Eylem ve ilk adım: Yük önce sektörümüzün dernekleri ve vakıflarına düşüyor. Bir yandan sıkıntılarımızın çözümü konusundaki gerekli yerlerde lobi ve bilgilendirme faaliyetleri çalışmalar yaparken, bir yandan da değişen sektör dinamikleri içerisinde firmalarımızın gelişimi tartışılmalı.
Hepimiz şirketlerinde aslında buna benzer bir çalışma yapmıyor muyuz? Gayet güzel finans muhasebe para bulmaya çalışırken pazarlama, satışa, tanıtıma devam ediyoruz. Başarı dediğiniz bu şekilde geliyor aslında.

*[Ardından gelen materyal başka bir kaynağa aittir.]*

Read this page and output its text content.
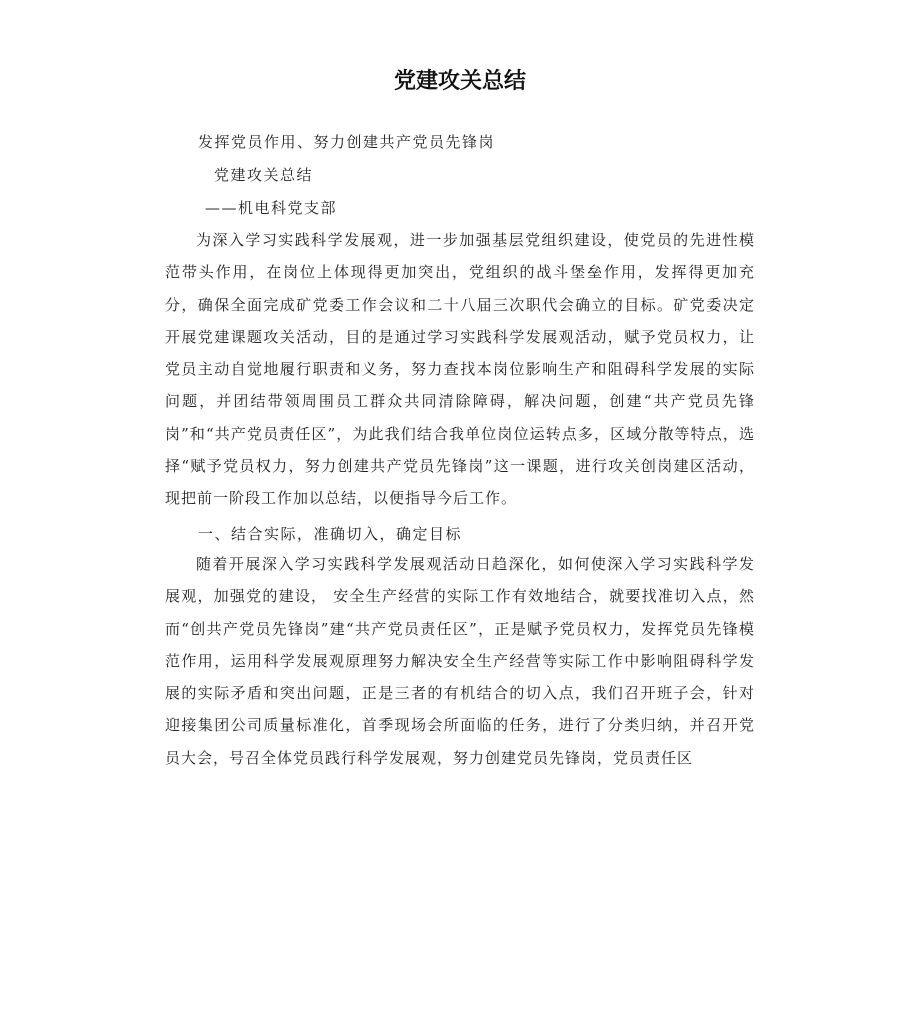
党建攻关总结

发挥党员作用、努力创建共产党员先锋岗

党建攻关总结

——机电科党支部

为深入学习实践科学发展观，进一步加强基层党组织建设，使党员的先进性模范带头作用，在岗位上体现得更加突出，党组织的战斗堡垒作用，发挥得更加充分，确保全面完成矿党委工作会议和二十八届三次职代会确立的目标。矿党委决定开展党建课题攻关活动，目的是通过学习实践科学发展观活动，赋予党员权力，让党员主动自觉地履行职责和义务，努力查找本岗位影响生产和阻碍科学发展的实际问题，并团结带领周围员工群众共同清除障碍，解决问题，创建“共产党员先锋岗”和“共产党员责任区”，为此我们结合我单位岗位运转点多，区域分散等特点，选择“赋予党员权力，努力创建共产党员先锋岗”这一课题，进行攻关创岗建区活动，现把前一阶段工作加以总结，以便指导今后工作。

一、结合实际，准确切入，确定目标

随着开展深入学习实践科学发展观活动日趋深化，如何使深入学习实践科学发展观，加强党的建设， 安全生产经营的实际工作有效地结合，就要找准切入点，然而“创共产党员先锋岗”建“共产党员责任区”，正是赋予党员权力，发挥党员先锋模范作用，运用科学发展观原理努力解决安全生产经营等实际工作中影响阻碍科学发展的实际矛盾和突出问题，正是三者的有机结合的切入点，我们召开班子会，针对迎接集团公司质量标准化，首季现场会所面临的任务，进行了分类归纳，并召开党员大会，号召全体党员践行科学发展观，努力创建党员先锋岗，党员责任区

Gelecekte en çok konuşacak konuların başında aslında bugün de konuşulan sağlık hizmetlerini, cihazı, sarfı kim nasıl ödeyecek sorusu var? Bu sorunun cevabi inanın çok kolay değil. Dünya da gelecekte oluşacak sağlık hizmetleri finansmanı problemini çözmüş değil.
Kısa süre içerisinde gündemimize giren şehir hastaneleri işletme modeli, sağlık turizmi, yaşlanan nüfus, tıbbi cihaz kiralama ile kamu özel ortaklığı, tele tıp, dijital hastane gibi kavramlar aslında hepsi birer finansman modeli çalışması. Planlanan diğer konular sağlık hizmeti kiralama veya gelecekte değer temelli paket hizmet ödeme, hizmet alımı sınırları gibi konular olacak.
Aslında konuşulacak konular karşısında bizim hazırlığımız nedir? Ne gibi sözleşmeler yapılacak sorularını arkası arkasına sıralayabiliriz.
Önümüzde derinlemesine olarak diğer başlıklar ile beraber sağlık market ve şehir hastaneleri analizlerinin tarafsız şekilde yapılarak medikal tedarikçilere ne gibi olanaklar sunduğuna bakmamız gerekir.
Sektörümüz adına STK’larımız değerli raporlar sunmaktadır elbet. Fakat üyelerine sektörel fırsatları, yenilikleri anlatan bir rapora pek rastladığımı söyleyemem. İçinde bulunduğumuz zor günlere rağmen tüm paydaşların bir araya gelip sorunları değil fırsatları konuşmayı beraber yapabileceğimiz bir iş birliği olarak düşünmekteyim.